De otra parte, esta política introduce una diferencia de trato injustificada entre las personas que entablan una relación arrendaticia y las que no lo hacen, tanto por el lado de los perjudicados como por el de los beneficiarios. Adviértase que la obligación de costear esta política no se impone a todos los contribuyentes conforme a su capacidad económica, ni siquiera a todos los propietarios, sino solo a los titulares de viviendas que deciden alquilarlas. Solo a ellos se les exige un “sacrificio especial” en aras de un objetivo de interés público. Los que pongan en venta sus viviendas o las dediquen a otros usos alternativos (por ejemplo, alojamientos turísticos o despachos profesionales) no tendrán que asumir dicha carga. Este es un mecanismo insólito de financiación de las políticas públicas, contrario a la idea que late en el artículo 31.1 de la Constitución española, que dispone que “todos contribuirán al sostenimiento de los gastos públicos de acuerdo con su capacidad económica mediante un sistema tributario justo inspirado en los principios de igualdad y progresividad”. Con arreglo a esta idea, las políticas públicas de vivienda deberían financiarse con dinero público, obtenido a través del referido sistema tributario, como ocurre con las de sanidad, educación, justicia, defensa, etc.
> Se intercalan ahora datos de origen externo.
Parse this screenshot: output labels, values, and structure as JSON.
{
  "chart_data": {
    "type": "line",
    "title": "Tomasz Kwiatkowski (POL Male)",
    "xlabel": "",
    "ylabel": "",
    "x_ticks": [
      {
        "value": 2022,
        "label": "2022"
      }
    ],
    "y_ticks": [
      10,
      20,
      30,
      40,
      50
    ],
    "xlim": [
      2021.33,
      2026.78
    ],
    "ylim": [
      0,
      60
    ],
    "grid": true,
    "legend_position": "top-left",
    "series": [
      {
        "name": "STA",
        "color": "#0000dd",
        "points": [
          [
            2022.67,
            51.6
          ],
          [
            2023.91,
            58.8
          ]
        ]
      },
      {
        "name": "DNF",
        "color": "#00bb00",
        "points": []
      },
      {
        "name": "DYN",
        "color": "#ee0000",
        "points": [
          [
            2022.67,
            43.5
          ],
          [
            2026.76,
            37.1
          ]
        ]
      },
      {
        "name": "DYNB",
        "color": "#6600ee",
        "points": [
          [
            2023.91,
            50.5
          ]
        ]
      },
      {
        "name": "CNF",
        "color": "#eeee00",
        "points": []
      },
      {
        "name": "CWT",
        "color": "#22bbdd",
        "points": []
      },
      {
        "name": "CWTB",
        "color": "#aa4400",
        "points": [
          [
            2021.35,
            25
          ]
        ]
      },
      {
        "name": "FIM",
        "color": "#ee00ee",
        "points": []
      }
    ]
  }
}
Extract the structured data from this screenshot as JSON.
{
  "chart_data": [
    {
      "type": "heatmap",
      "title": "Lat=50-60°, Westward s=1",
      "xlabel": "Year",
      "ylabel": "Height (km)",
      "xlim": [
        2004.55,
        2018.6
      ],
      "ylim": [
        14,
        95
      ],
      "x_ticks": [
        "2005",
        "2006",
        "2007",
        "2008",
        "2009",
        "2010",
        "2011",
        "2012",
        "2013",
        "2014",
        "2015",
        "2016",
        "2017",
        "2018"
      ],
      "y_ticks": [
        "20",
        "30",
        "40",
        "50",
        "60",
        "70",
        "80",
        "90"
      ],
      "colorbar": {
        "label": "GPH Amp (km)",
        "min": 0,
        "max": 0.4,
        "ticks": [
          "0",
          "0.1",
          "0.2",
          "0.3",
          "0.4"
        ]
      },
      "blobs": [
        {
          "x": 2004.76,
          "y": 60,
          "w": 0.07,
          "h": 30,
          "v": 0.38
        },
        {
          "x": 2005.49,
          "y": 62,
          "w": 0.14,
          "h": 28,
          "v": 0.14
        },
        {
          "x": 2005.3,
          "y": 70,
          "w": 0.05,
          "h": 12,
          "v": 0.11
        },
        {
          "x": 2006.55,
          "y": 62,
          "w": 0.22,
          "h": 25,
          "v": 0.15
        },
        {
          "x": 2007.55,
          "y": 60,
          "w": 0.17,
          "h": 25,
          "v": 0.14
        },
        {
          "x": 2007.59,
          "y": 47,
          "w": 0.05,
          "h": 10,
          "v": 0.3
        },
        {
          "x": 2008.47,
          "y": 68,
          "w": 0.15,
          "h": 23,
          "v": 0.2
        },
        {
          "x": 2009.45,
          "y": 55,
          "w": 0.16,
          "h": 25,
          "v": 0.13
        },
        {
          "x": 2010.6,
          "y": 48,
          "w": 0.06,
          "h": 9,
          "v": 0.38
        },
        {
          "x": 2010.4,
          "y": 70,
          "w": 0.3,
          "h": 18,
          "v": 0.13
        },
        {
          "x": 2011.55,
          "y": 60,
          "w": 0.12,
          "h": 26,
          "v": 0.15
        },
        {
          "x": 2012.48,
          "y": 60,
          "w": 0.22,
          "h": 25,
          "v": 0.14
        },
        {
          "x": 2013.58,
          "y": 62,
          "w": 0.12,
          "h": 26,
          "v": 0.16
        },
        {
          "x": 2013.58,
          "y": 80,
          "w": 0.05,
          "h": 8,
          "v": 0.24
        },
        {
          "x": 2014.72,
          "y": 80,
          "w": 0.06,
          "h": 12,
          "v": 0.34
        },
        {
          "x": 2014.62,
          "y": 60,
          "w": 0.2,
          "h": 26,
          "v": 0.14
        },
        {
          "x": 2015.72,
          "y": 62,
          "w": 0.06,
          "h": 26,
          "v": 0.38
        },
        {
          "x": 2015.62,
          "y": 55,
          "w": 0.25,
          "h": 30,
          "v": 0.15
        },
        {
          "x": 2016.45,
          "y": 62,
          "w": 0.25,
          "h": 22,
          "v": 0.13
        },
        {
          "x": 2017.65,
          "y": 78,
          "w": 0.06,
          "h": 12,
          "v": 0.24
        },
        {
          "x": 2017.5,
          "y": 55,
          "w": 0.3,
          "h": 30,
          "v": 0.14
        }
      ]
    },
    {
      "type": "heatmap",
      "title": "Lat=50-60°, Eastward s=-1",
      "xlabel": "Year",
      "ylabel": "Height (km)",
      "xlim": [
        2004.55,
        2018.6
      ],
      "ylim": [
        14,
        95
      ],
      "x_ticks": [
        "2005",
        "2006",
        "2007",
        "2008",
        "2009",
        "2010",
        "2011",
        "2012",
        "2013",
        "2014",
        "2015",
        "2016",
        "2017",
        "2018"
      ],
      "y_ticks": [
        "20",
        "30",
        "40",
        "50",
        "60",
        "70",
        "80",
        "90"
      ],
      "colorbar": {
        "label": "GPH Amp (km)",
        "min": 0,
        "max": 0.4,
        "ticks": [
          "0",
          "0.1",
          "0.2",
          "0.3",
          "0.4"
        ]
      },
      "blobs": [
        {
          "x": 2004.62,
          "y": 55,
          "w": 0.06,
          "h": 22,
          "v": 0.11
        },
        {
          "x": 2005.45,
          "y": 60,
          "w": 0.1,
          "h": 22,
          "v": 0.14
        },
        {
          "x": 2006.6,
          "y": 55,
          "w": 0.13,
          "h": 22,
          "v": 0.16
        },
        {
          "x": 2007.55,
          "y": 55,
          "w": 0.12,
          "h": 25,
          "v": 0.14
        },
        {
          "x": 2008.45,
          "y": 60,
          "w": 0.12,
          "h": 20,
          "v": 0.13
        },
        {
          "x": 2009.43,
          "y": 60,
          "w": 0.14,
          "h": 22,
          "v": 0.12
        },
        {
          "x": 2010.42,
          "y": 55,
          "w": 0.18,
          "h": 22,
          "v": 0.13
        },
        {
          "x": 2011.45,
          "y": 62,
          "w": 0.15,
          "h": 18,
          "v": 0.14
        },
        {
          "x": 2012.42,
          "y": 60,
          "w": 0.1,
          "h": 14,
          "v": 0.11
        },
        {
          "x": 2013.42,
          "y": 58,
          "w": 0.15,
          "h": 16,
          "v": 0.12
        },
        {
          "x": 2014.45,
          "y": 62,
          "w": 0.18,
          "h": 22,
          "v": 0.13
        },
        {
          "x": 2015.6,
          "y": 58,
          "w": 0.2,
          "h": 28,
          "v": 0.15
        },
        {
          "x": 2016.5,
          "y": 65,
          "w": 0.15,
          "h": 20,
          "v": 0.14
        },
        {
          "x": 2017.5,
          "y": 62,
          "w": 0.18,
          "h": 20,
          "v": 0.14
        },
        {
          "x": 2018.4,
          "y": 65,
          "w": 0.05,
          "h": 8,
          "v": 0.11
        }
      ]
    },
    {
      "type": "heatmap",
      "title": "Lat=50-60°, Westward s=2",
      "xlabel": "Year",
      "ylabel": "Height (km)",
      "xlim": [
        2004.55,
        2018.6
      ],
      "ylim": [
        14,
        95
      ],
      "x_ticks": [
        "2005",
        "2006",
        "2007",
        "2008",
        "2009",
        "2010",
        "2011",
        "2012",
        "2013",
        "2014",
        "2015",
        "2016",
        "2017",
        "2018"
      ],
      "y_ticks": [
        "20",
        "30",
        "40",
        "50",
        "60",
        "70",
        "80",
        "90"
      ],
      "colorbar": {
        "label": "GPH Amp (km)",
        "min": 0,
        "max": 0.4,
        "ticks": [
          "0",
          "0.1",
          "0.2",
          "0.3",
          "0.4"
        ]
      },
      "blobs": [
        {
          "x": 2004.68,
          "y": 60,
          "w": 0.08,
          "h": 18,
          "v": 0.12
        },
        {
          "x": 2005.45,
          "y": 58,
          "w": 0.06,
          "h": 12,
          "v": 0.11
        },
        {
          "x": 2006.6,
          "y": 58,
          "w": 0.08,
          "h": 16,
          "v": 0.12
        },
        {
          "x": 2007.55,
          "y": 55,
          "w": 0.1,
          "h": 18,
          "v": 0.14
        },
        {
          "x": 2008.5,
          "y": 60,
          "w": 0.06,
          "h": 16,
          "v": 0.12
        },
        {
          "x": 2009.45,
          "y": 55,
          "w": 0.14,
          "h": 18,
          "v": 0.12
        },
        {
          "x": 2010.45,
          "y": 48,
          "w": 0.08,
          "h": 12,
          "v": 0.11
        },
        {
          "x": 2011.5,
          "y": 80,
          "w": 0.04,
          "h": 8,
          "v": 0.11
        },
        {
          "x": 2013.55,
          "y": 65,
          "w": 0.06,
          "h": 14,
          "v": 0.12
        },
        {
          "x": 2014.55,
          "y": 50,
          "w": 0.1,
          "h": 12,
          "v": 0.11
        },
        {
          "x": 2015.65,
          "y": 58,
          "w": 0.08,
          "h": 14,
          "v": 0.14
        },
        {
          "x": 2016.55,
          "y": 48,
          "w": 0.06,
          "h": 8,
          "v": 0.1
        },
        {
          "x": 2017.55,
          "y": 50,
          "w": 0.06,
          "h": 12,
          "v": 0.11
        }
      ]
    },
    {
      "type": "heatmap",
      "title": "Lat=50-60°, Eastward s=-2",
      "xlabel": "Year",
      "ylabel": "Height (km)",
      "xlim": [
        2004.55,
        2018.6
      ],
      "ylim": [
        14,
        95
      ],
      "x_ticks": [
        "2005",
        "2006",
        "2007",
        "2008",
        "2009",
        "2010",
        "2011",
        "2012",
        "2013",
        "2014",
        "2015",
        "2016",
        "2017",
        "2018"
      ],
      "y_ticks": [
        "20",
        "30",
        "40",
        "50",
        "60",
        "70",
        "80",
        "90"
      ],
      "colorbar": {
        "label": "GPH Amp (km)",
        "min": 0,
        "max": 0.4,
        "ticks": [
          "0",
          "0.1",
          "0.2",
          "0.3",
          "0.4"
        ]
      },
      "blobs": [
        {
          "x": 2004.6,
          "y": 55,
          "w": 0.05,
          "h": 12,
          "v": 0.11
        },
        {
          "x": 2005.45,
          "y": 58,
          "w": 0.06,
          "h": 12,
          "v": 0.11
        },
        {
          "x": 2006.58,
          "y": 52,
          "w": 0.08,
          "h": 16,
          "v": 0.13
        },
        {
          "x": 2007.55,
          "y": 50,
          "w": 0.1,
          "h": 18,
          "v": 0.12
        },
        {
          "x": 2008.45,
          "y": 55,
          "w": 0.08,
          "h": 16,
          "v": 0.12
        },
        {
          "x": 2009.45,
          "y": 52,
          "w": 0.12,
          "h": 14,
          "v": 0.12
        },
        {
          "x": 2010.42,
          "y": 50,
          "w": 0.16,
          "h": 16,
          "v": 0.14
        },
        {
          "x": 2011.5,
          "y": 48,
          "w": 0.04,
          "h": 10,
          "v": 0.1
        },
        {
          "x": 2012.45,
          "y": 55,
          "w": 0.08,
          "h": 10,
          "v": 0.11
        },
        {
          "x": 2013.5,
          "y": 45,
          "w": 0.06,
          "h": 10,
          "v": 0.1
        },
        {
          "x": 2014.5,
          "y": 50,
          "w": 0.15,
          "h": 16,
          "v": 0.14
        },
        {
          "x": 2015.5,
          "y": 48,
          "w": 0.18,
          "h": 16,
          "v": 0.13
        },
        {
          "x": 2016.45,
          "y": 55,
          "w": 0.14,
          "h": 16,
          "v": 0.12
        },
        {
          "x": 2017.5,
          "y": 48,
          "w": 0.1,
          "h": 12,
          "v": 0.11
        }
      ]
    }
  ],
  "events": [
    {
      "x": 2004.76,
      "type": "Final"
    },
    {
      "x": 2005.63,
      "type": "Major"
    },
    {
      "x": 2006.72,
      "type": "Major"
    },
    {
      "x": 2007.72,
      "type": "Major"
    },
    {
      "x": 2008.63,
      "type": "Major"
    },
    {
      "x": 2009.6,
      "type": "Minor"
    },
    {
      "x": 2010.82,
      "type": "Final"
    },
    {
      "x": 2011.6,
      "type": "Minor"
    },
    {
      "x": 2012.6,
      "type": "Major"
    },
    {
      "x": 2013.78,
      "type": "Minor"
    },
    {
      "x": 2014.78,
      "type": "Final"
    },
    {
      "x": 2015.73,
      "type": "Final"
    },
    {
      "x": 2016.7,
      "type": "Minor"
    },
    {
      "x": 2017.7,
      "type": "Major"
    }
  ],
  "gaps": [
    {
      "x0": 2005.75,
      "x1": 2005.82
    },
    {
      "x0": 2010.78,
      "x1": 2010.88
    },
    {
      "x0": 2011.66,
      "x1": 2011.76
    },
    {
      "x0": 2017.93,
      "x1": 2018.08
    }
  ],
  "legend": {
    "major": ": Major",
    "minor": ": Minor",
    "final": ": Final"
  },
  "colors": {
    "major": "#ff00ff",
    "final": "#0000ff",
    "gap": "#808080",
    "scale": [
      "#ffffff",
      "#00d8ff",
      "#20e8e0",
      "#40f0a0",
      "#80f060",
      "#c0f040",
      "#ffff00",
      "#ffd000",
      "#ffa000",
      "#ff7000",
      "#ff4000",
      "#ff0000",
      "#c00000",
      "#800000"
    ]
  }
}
Por otro lado, de la limitación de precios no se benefician por igual todas las personas que poseen la misma capacidad económica, sino solo las que disfrutan de una vivienda en calidad de arrendatarias, con independencia de su mayor o menor riqueza. Las que hagan el esfuerzo de comprar su vivienda lo tendrán que hacer a precio de mercado. Este es, por consiguiente, también un sistema de reparto de “beneficios públicos” discriminatorio, que introduce una desigualdad entre potenciales beneficiarios igualmente ricos por el mero hecho de que unos alquilan y otros compran el bien que se pretende hacer asequible.

Es más, conviene tener presente que esta medida puede tener efectos contraproducentes, perjudiciales para las personas a las que supuestamente trata de favorecer. Al reducir la oferta y estimular la demanda, la limitación de precios provoca que varios individuos estén dispuestos a tomar en arriendo cada vivienda, y que haga falta seleccionar a uno de ellos en virtud de algún criterio. Si se le da libertad al propietario para escoger, lo más probable es que este elija al candidato dispuesto a pagarle una mayor cantidad adicional en dinero negro, o al que por ser más rico supone un menor riesgo de impago, o al que posee otras características personales (por ejemplo, raciales o culturales) más cercanas a sus gustos. Algunos estudios empíricos indican que, en efecto, este sistema dificulta el acceso a la vivienda de los más jóvenes, los inmigrantes, las familias con hijos y las personas con un nivel educativo más bajo (véase, por ejemplo, Enström Öst y otros 2014). En algunos países se establece un sistema de cola o lista de espera: el propietario no es libre de arrendar su piso a quien quiera, sino que tiene que contratar, en principio, con el primero de una lista. Es el caso de Suecia, en cuya capital los interesados han de esperar una media de quince años para poder acceder a una vivienda en alquiler. Como fácilmente puede imaginarse y demuestra un reciente estudio, este sistema beneficia sobre todo a personas cuya edad y renta superan a las de la media de la población, que son las que más fácilmente pueden permitirse otras alternativas habitacionales mientras aguardan a que les llega su turno (Donner y Kopsch 2021).

En fin, que el Gobierno se pegue accidentalmente un tiro en el pie de la ciudadanía por no haber llevado el cuidado deseable al evaluar las consecuencias que podía tener el uso de un nuevo instrumento normativo, de resultados inciertos, es cuestionable, y un poco frustrante para los que venimos insistiendo en la importancia de estas evaluaciones. Pero que el Gobierno se pegue un tiro en el pie de los ciudadanos a sabiendas de que este es el resultado esperable de establecer una política cuyas perniciosas consecuencias han sido ampliamente estudiadas y acreditadas por la comunidad científica ya resulta totalmente imperdonable.